Murder at Starved Rock
A grizzly, triple-murder at one of the most beautiful spots in Illinois.
Starved Rock State Park, two hours southeast of Chicago, is one of the most beautiful spots in Illinois. The park was named after an isolated rock towering above the Illinois River. According to legend, the Ottawa and Potawatomi tribes cornered a band of Illiniwek Indians on the rock, where they starved to death.
On March 14, 1960, Mildred Lindquist, Lillian Oetting, and Frances Murphy drove from their home in Riverside, Illinois. They decided to flee the city for a weekend at Starved Rock State Park.
The three women were looking forward to seeing sights like the waterfall at the park’s St. Louis Canyon. The women pulled up at the Starved Rock lodge in a gray station wagon, checked-in, and ate lunch. Remarking on the beautiful weather, they embarked on a hike toward St. Louis Canyon, a mile away.
The three women were never seen alive again.
Two nights later a snowstorm hit. Oetting’s husband tried to call his wife. Without any luck, he asked an employee at the lodge to check their rooms. The rooms were empty other than their unopened luggage.
The Illinois State and local police commenced a search for the women. But the inches of snow hid any trace of the three women.
Meanwhile, a group of boys were scouting the area during an Illinois Youth Commission forestry camp. They discovered three bodies of Oetting, Lindquist, and Murphy.
The three mutilated women were lying side-by-side on their backs, covered with snow. Under a small ledge, their bruised legs were spread open and their lower clothing was torn. The Starved Rock murder victims’ heads were bashed in, and two of the bodies were tied together with heavy twine.
A trail of gore led deeper into the canyon, suggesting their bodies were dragged and placed under the rock ledge.
Mrs. Murphy’s camera was found about ten feet from the bodies. Its leather case was smeared with blood and its strap was broken. They also discovered the women’s blood-stained binoculars. LaSalle County’s States Attorney, Harland Warren found a frozen tree limb soaked with blood a short distance away.
The murder weapon
For months, the case was cold. The once thriving state park, was now mostly abandoned.
Eventually, La Salle County’s Harland Warren, using his own money, purchased a microscope to conduct a study of the twine. His research revealed there were two kinds of twine used, a 20-ply cord and a 12-ply one. He took this information with him and sent two county deputies to the lodge.
In September 1960, Warren and his deputies met with the manager of the lodge’s kitchen. Within minutes, Warren found both kinds of twine used in the murders. They were each used for wrapping food. The men tracked down the twine’s manufacturer. The twine used to bind the Starved Rock murder victims was taken from the supply in the lodge’s kitchen.

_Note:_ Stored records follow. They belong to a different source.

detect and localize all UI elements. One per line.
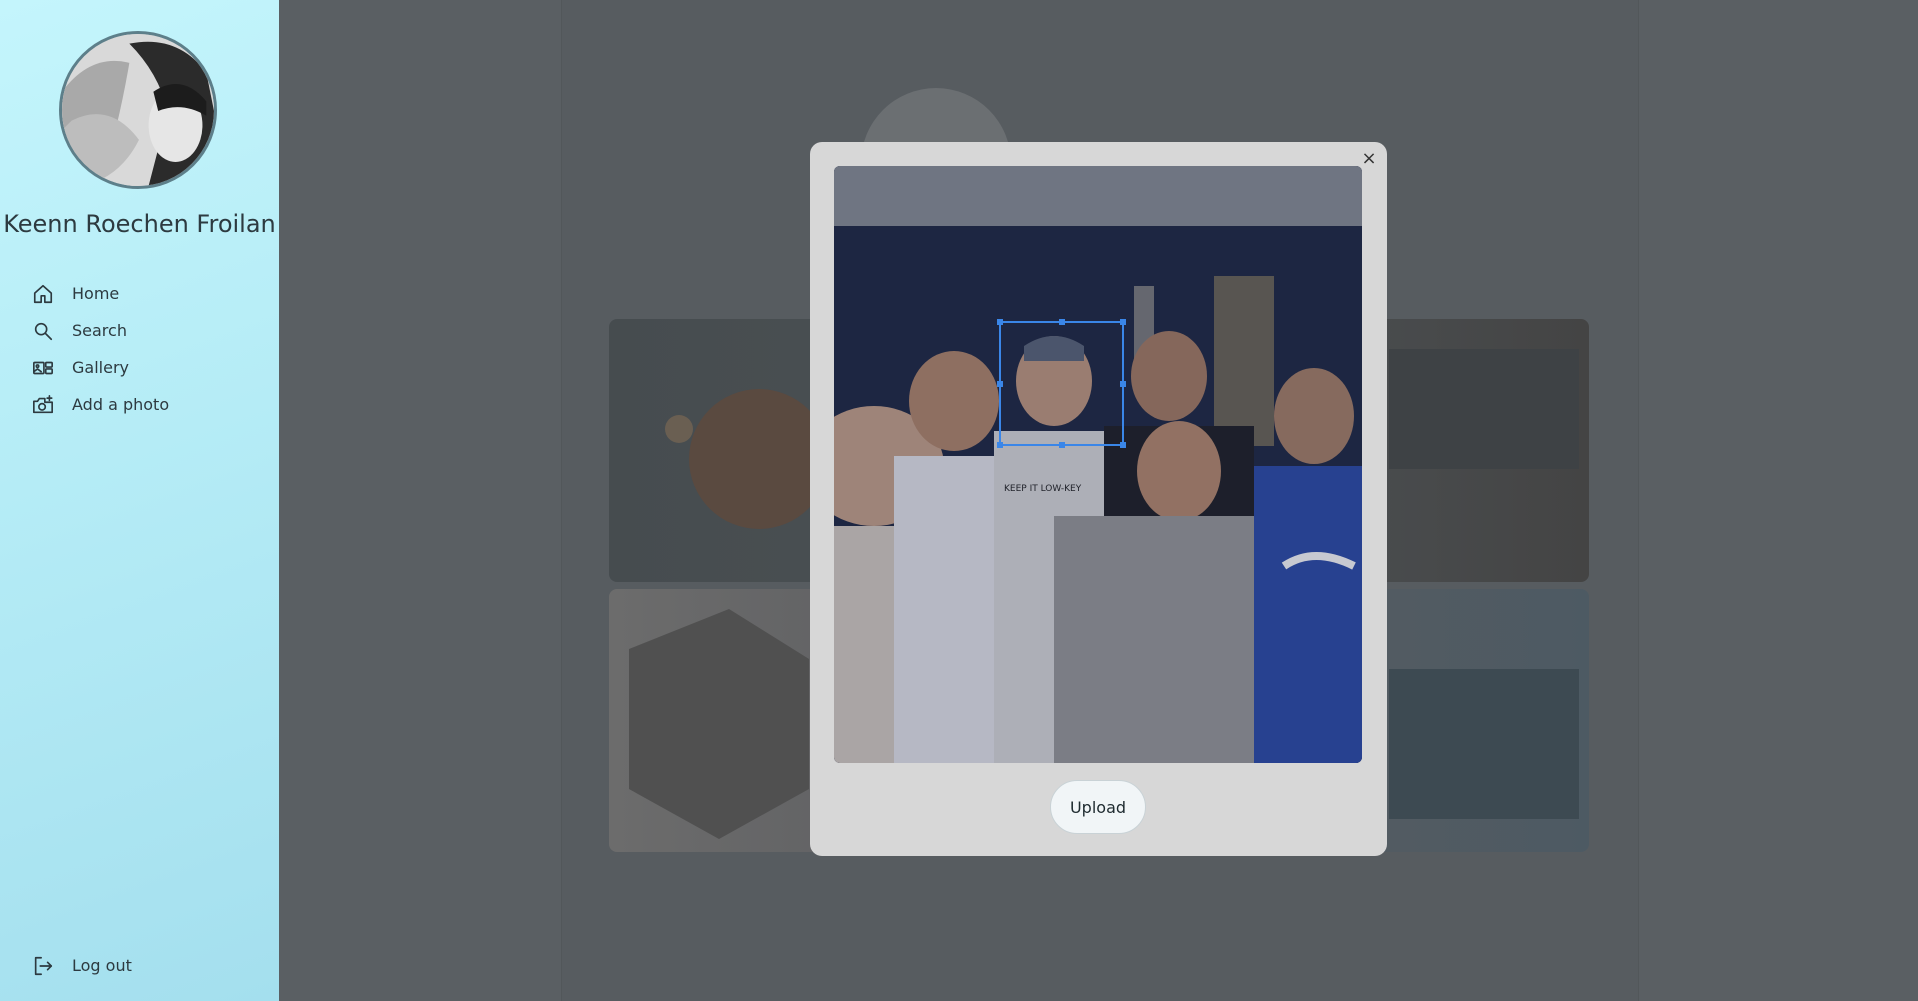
logout-icon	[32, 955, 54, 977]
crop-handle-bottom-left[interactable]	[997, 442, 1003, 448]
crop-handle-top-right[interactable]	[1120, 319, 1126, 325]
logout-button[interactable]: Log out	[32, 947, 132, 984]
profile-avatar[interactable]	[59, 31, 217, 189]
image-crop-area[interactable]: KEEP IT LOW-KEY	[834, 166, 1362, 763]
crop-handle-top[interactable]	[1059, 319, 1065, 325]
close-button[interactable]: ×	[1359, 148, 1379, 169]
crop-handle-right[interactable]	[1120, 381, 1126, 387]
search-icon	[32, 320, 54, 342]
crop-handle-bottom-right[interactable]	[1120, 442, 1126, 448]
crop-photo-modal: × KEEP IT LOW-KEY	[810, 142, 1387, 856]
profile-name: Keenn Roechen Froilan	[3, 210, 276, 238]
sidebar: Keenn Roechen Froilan Home Search Galler…	[0, 0, 279, 1001]
logout-label: Log out	[72, 956, 132, 975]
sidebar-item-label: Add a photo	[72, 395, 170, 414]
gallery-icon	[32, 357, 54, 379]
sidebar-item-add-photo[interactable]: Add a photo	[32, 386, 169, 423]
crop-selection-box[interactable]	[997, 319, 1126, 448]
add-photo-icon	[32, 394, 54, 416]
profile-photo	[62, 34, 214, 186]
sidebar-item-search[interactable]: Search	[32, 312, 169, 349]
sidebar-item-gallery[interactable]: Gallery	[32, 349, 169, 386]
sidebar-item-label: Search	[72, 321, 127, 340]
sidebar-item-label: Gallery	[72, 358, 129, 377]
sidebar-nav: Home Search Gallery Add a photo	[32, 275, 169, 423]
upload-button[interactable]: Upload	[1050, 780, 1146, 834]
crop-handle-bottom[interactable]	[1059, 442, 1065, 448]
crop-handle-top-left[interactable]	[997, 319, 1003, 325]
home-icon	[32, 283, 54, 305]
crop-handle-left[interactable]	[997, 381, 1003, 387]
sidebar-item-label: Home	[72, 284, 120, 303]
sidebar-item-home[interactable]: Home	[32, 275, 169, 312]
group-photo: KEEP IT LOW-KEY	[834, 166, 1362, 763]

The killer worked at the lodge
Warren glanced over the polygraph results they had done before on the lodge employees. The employees passed. But Warren decided he would conduct his own tests.
A specialist from a prominent Chicago firm was hired. Warren recalled the employees that worked during the week of the Starved Rock murders. The first dozen or so were cleared. Then a deputy brought in a former dishwasher named Chester Otto Weger. When the polygraph test was completed, the technician turned to Warren and said “that’s your man.”
Weger, 21, was a slight, small man with a wife and two children. He worked at the park until that summer when he went into business with his father as a house painter.
Weger happily cooperated with the investigation. He handed the police a piece of a buckskin jacket he owned with suspicious “dark stains”. Analysis showed it was human blood, but in 1960, it couldn’t be matched to a specific victim.
Warren also asked Weger to submit to further polygraph tests and Weger agreed. He was given a series of tests and he failed them all.
Confession to the Starved Rock murders.
Weger said he dragged the bodies under the overhang in St. Louis Canyon, because a small airplane flew low over the park. Weger thought it could be a state police plane. A few days later, a pilot confirmed his flight over the park.
Weger confessed several more times. He even re-enacted the killings for a crowd of policemen and reporters at the canyon.
A changing story
After his first meeting with his court-appointed attorney, Weger changed his story and stated that he was innocent of all charges. Weger claimed the deputies held him at gunpoint and forced him to confess to the Starved Rock murders and sign the papers. Weger also said that Dummett gave him the information about the airplane. He claimed to be in Oglesby at the time of the killings.
The trial began on January 20, 1961. Charges were filed against Weger for only one of the three murders. (If in the event of a mistrial or an acquittal, they could file charges against him for the other killings.) They sought the death penalty.
On March 4, almost exactly a year after the Starved Rock murders, the jury brought back a guilty verdict for Chester Weger. On his twenty-second birthday, he was sentenced to life imprisonment.
Chester Weger is still incarcerated at the Statesville Penitentiary in Joliet. He has been denied parole over two dozen times.